ASSESSMENT OF GENETIC EROSION IN FUNCTIONAL DIVERSITY IN BRASSICA GERMPLASM COLLECTIONS
2009 Annual Report
1a.Objectives (from AD-416)
The objectives of this cooperative research agreement are to:.
1)validate a set of polymorphic markers (SSR or SNPs) located around candidate genes or gene networks important in adaptive differentiation; and.
2)assess variation in these loci across inventories of diverse Brassica accessions.
1b.Approach (from AD-416)
The first part of the project makes use of the extensive genomic annotation in Arabidopsis thaliana and looks for homologous loci within Brassica species. These objectives dovetail with ongoing work that includes identifying key functional loci and assessing allelic variation at these loci in progeny of crosses phenotyped in controlled environment. We will begin development of genotyping approaches at these loci in a wider pool of accession that have undergone multiple rounds of regeneration.

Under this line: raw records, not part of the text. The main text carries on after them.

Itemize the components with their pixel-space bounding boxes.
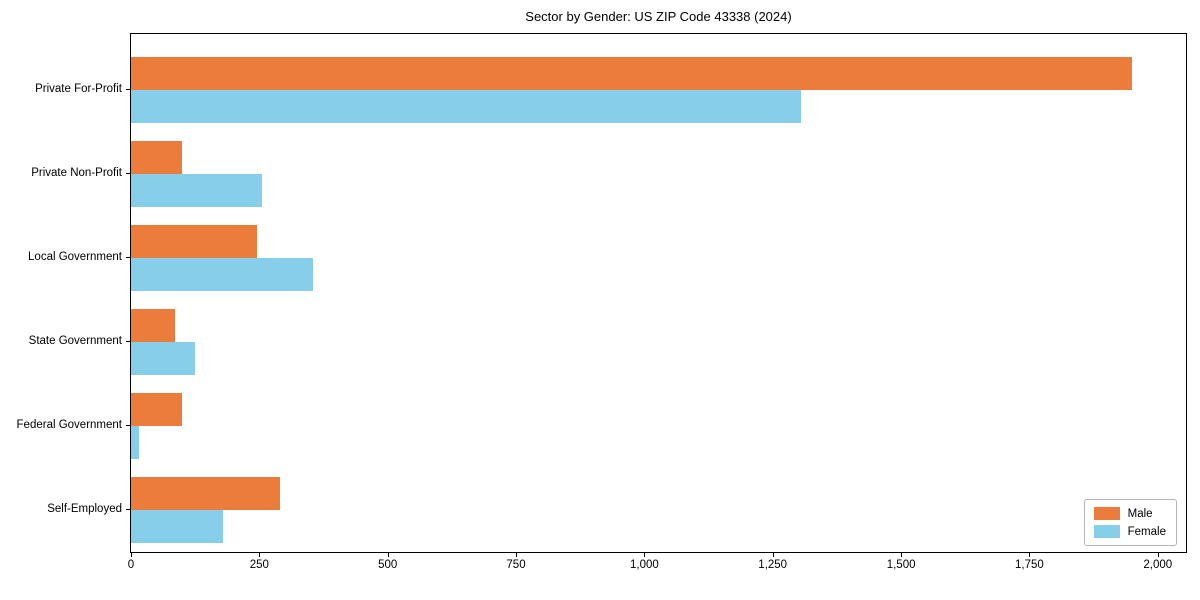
bar-female-1 (131, 90, 801, 123)
bar-female-2 (131, 174, 262, 207)
y-axis-label: State Government (28, 335, 122, 347)
legend-row-male: Male (1093, 507, 1166, 520)
y-axis-tick (126, 341, 130, 342)
bar-male-6 (131, 477, 280, 510)
bar-male-2 (131, 141, 183, 174)
x-axis-tick-label: 1,500 (886, 559, 916, 571)
x-axis-tick (387, 553, 389, 557)
y-axis-tick (126, 509, 130, 510)
x-axis-tick (901, 553, 903, 557)
y-axis-label: Self-Employed (47, 503, 122, 515)
y-axis-tick (126, 425, 130, 426)
bar-male-4 (131, 309, 175, 342)
y-axis-label: Federal Government (16, 419, 122, 431)
bar-female-5 (131, 426, 139, 459)
bar-male-3 (131, 225, 257, 258)
bar-female-6 (131, 510, 224, 543)
x-axis-tick-label: 500 (378, 559, 398, 571)
y-axis-tick (126, 173, 130, 174)
x-axis-tick-label: 250 (249, 559, 269, 571)
bar-female-3 (131, 258, 314, 291)
bar-male-5 (131, 393, 183, 426)
x-axis-tick (259, 553, 261, 557)
plot-area: Male Female (130, 33, 1187, 553)
bar-male-1 (131, 57, 1133, 90)
legend-row-female: Female (1093, 525, 1166, 538)
x-axis-tick (516, 553, 517, 557)
x-axis-tick (772, 553, 774, 557)
x-axis-tick-label: 2,000 (1143, 559, 1173, 571)
chart-title: Sector by Gender: US ZIP Code 43338 (202… (525, 9, 792, 24)
x-axis-tick-label: 1,000 (630, 559, 659, 571)
x-axis-tick (644, 553, 646, 557)
x-axis-tick-label: 1,750 (1015, 559, 1044, 571)
x-axis-tick-label: 1,250 (758, 559, 788, 571)
legend-swatch-female (1093, 525, 1120, 538)
x-axis-tick (1157, 553, 1159, 557)
x-axis-tick (1029, 553, 1031, 557)
x-axis-tick (131, 553, 132, 557)
legend: Male Female (1083, 499, 1177, 546)
y-axis-label: Local Government (28, 251, 122, 263)
bar-female-4 (131, 342, 196, 375)
x-axis-tick-label: 750 (506, 559, 526, 571)
y-axis-label: Private Non-Profit (31, 167, 122, 179)
y-axis-label: Private For-Profit (35, 83, 122, 95)
legend-swatch-male (1093, 507, 1120, 520)
y-axis-tick (126, 257, 130, 258)
y-axis-tick (126, 89, 130, 90)
legend-label-female: Female (1127, 525, 1166, 538)
x-axis-tick-label: 0 (127, 559, 135, 571)
legend-label-male: Male (1127, 507, 1153, 520)
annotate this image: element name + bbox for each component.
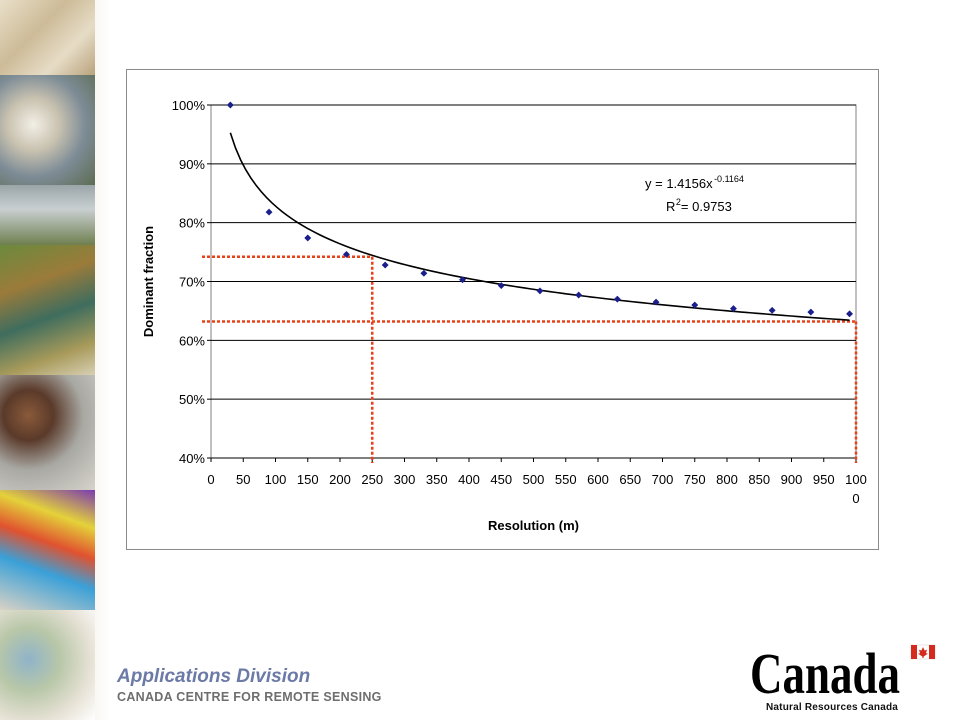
x-tick-label-wrap: 0 xyxy=(852,491,859,506)
x-tick-label: 800 xyxy=(716,472,738,487)
data-point xyxy=(226,101,234,109)
trendline-equation: y = 1.4156x xyxy=(645,176,713,191)
x-tick-label: 0 xyxy=(207,472,214,487)
x-tick-label: 100 xyxy=(845,472,867,487)
x-tick-label: 700 xyxy=(652,472,674,487)
data-point xyxy=(420,269,428,277)
x-tick-label: 950 xyxy=(813,472,835,487)
canada-wordmark: Canada xyxy=(750,644,900,706)
y-axis-title: Dominant fraction xyxy=(141,226,156,337)
logo-caption: Natural Resources Canada xyxy=(766,702,899,713)
data-point xyxy=(845,310,854,318)
canada-flag-icon xyxy=(910,644,936,660)
canada-wordmark-logo: Canada xyxy=(750,644,936,706)
data-point xyxy=(807,308,815,316)
trendline-exponent: -0.1164 xyxy=(714,174,744,184)
x-tick-label: 600 xyxy=(587,472,609,487)
data-point xyxy=(304,234,312,242)
y-tick-label: 100% xyxy=(172,98,206,113)
data-point xyxy=(652,298,660,306)
data-point xyxy=(729,305,738,313)
data-point xyxy=(768,306,776,314)
data-point xyxy=(536,287,544,295)
x-tick-label: 650 xyxy=(619,472,641,487)
y-tick-label: 60% xyxy=(179,333,205,348)
x-tick-label: 850 xyxy=(748,472,770,487)
x-tick-label: 350 xyxy=(426,472,448,487)
r-squared-value: = 0.9753 xyxy=(681,199,732,214)
x-tick-label: 50 xyxy=(236,472,250,487)
x-tick-label: 900 xyxy=(781,472,803,487)
data-point xyxy=(458,276,467,284)
y-tick-label: 50% xyxy=(179,392,205,407)
globe-image-tile xyxy=(0,610,95,720)
x-tick-label: 100 xyxy=(265,472,287,487)
resolution-chart: 40% 50% 60% 70% 80% 90% 100% 0 50 100 150 200 250 300… xyxy=(141,98,867,533)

We have initiated a number of studies with Brassica. Our main focus has been finding the Brassica genomic regions homologous to Arabidopsis WUE QTL by utilizing the synteny across genera between Arabidopsis and Brassica and taking advantage of data from the B. rapa genome, which is currently being sequenced. For 10 Arabidopsis QTL we have indentified homologous regions in Brassica, using available synteny maps to localize Arabidopsis QTL to genomic regions of Brassica napus. To date we have focused on regions with the fewest number of copies, ones that exist only 2 to 4 times in B. napus. The goal is to find several low copy sets of regions that will be used in further experiments. We have genotyped these regions of interest using 4 varieties of B. rapa and 19 lines of B. napus, representing both spring and winter varieties. SSR markers are being used to identify polymorphisms associated with the regions of interest. Thus far, we are genotyping 8 locations in the Brassica genome using 20 markers. Several markers have revealed polymorphisms among the varieties that we have tested. Based on these results we will be able to utilize available mapping populations to segregate different locations and examine the functional importance of these different regions for drought tolerance, water-use efficiency, and yield.